Oltre che condotto secondo corretti criteri giuridici, l’iter argomentativo espresso dal giudice di merito –che ha preso in considerazione sia le risorse economiche della famiglia e il reddito dei genitori, sia le molteplici esigenze della figlia, certamente non riconducibili al solo aspetto alimentare, ma

inevitabilmente estese a quello abitativo, scolastico, sportivo, sanitario e sociale- è del tutto privo di mende logiche e sorretto da stringere e esaustiva motivazione. Esso sfugge, pertanto, alle censure del MI, che pretende di sottoporre al sindacato di questa Corte la valutazione delle prove

istituzionalmente riservata al giudice del merito, sollecitando un diverso giudizio di fatto precluso a questa Corte di legittimità.

7. __ Con il quarto motivo, il ricorrente censura la statuizione di condanna al pagamento della metà delle spese del doppio grado, lamentando che la Corte d’appello abbia compensato solo nella misura della metà le spese di lite. La sentenza impugnata non avrebbe considerato che il MI si darebbe limitato, sia in primo che in secondo grado, a difendersi dalla accuse della moglie, che aveva chiesto che la separazione fosse ad esso addebitata.

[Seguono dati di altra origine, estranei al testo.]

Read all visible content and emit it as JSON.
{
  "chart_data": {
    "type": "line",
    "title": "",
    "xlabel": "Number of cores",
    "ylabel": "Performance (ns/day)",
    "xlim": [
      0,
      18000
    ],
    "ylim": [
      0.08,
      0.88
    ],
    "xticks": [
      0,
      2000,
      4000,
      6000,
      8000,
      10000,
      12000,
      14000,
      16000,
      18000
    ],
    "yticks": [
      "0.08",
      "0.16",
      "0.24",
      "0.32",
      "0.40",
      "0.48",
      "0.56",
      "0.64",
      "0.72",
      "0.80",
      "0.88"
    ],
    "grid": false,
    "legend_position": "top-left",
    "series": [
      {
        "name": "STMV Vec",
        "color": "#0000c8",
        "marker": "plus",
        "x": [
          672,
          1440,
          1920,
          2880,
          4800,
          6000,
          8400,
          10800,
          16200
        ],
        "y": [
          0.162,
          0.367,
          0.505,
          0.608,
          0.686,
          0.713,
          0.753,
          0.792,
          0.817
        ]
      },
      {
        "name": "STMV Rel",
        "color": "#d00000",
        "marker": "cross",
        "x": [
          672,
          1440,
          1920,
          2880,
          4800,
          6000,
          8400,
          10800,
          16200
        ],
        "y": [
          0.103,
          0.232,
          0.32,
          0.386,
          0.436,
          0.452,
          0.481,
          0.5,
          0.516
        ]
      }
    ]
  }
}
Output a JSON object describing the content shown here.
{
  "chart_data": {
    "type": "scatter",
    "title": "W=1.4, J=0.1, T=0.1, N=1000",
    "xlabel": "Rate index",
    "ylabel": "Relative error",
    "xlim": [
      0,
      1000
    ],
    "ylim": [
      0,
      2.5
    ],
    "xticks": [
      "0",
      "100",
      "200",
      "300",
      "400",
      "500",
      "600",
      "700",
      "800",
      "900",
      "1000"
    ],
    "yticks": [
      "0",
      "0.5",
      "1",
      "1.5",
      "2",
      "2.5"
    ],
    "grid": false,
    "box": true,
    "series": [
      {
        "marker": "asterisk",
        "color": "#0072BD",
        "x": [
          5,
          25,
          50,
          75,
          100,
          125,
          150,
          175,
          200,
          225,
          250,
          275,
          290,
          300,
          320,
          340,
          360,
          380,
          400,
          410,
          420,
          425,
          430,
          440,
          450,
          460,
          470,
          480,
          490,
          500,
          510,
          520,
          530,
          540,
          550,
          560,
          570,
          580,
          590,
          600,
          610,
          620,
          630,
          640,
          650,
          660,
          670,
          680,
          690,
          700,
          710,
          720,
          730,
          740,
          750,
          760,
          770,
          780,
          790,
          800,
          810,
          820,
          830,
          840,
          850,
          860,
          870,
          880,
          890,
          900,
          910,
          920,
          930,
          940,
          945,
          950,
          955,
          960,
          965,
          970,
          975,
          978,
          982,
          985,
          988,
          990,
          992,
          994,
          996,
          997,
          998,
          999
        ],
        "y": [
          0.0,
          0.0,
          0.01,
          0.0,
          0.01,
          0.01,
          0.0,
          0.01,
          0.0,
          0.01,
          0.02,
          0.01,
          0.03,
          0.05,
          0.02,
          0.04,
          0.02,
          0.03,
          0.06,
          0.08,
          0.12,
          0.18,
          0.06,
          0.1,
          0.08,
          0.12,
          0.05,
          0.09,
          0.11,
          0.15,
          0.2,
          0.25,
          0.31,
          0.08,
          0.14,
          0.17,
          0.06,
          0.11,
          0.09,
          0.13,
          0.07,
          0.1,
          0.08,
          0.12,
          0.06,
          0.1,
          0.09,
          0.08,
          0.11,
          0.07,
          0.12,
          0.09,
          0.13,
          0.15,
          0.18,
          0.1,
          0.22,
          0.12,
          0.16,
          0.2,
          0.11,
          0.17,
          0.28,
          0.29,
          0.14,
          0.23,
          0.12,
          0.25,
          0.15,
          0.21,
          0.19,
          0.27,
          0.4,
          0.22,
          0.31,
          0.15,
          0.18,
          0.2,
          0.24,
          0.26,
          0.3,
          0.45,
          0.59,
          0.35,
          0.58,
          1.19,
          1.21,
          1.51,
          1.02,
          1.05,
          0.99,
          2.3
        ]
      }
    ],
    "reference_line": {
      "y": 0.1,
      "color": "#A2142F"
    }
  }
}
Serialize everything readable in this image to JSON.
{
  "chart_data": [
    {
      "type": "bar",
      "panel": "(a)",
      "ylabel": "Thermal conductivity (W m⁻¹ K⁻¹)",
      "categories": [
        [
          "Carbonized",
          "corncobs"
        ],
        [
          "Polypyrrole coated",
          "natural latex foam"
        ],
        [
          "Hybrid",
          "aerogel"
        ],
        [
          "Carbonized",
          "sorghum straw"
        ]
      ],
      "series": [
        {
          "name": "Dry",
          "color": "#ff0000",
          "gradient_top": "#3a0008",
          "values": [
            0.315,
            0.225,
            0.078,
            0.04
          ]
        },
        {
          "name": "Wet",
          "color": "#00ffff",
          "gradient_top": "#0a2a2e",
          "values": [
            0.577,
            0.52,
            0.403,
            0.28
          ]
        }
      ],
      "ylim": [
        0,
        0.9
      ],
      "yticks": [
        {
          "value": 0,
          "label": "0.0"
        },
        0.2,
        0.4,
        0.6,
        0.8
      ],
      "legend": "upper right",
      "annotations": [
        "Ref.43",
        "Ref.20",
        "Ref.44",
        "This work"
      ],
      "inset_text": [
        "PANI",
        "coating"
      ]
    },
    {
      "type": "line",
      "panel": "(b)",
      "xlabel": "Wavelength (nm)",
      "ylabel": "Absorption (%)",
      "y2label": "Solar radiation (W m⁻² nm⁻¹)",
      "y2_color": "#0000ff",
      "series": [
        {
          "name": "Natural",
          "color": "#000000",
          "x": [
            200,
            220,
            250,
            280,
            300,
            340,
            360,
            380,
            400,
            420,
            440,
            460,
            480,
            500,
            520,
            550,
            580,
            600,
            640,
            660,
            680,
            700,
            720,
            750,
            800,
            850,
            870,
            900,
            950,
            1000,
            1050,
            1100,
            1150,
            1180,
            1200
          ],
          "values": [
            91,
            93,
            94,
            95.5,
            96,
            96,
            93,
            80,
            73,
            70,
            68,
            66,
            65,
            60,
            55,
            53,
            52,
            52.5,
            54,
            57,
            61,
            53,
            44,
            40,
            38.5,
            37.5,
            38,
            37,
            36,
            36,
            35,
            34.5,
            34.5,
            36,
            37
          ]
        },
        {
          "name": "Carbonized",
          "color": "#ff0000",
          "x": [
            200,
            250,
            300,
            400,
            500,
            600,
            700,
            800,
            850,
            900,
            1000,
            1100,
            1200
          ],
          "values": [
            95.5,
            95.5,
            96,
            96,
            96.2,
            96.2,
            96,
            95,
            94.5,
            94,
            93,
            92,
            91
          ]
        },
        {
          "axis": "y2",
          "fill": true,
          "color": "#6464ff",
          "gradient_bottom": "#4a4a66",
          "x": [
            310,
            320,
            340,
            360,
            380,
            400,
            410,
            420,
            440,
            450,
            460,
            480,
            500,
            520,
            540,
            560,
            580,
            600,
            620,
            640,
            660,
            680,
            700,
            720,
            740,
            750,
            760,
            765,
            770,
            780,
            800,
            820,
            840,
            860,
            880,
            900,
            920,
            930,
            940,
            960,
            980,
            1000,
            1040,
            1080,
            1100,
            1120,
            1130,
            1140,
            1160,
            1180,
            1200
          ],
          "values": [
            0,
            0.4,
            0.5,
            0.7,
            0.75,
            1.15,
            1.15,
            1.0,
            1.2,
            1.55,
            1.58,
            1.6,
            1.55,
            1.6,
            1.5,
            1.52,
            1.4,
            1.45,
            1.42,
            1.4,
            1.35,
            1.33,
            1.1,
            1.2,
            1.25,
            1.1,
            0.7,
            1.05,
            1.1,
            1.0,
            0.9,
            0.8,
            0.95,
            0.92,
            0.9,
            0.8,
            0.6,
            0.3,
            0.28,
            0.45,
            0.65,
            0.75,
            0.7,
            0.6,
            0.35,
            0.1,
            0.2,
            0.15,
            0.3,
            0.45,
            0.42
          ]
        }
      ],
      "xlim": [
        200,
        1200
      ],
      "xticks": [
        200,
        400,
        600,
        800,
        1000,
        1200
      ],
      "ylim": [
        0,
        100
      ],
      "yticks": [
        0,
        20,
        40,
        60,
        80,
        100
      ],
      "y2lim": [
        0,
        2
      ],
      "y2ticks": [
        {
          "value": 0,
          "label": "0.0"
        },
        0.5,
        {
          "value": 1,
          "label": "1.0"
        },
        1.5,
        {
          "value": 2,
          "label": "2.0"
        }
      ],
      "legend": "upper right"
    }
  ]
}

8. __ Il motivo è inammissibile, posto che, in tema di spese processuali, il principio della soccombenza va inteso nel senso che soltanto la parte

interamente vittoriosa non può essere condannata, neanche per una minima quota, al pagamento delle spese stesse, mentre, qualora ricorra soccombenza reciproca, è rimesso all’apprezzamento del giudice del merito, non sindacabile in sede di legittimità, decidere quale delle parti debba essere condannata e se ed in quale misura debba farsi luogo a compensazione (cass. sez.I, 23/6/2000, n. 8532; cass.

sez.III, 3/3/1994, n.2124).

P.Q.M.

La Corte rigetta il ricorso e condanna il ricorrente al rimborso delle spese processuali di questa fase, che liquida in complessivi € 1.000,00, di cui € 900,00 per onorari, oltre le spese generali e gli accessori come per legge.

Così deciso in Roma, nella camera di consiglio della sez.I civile, della Corte suprema di Cassazione, il 28/11/2005.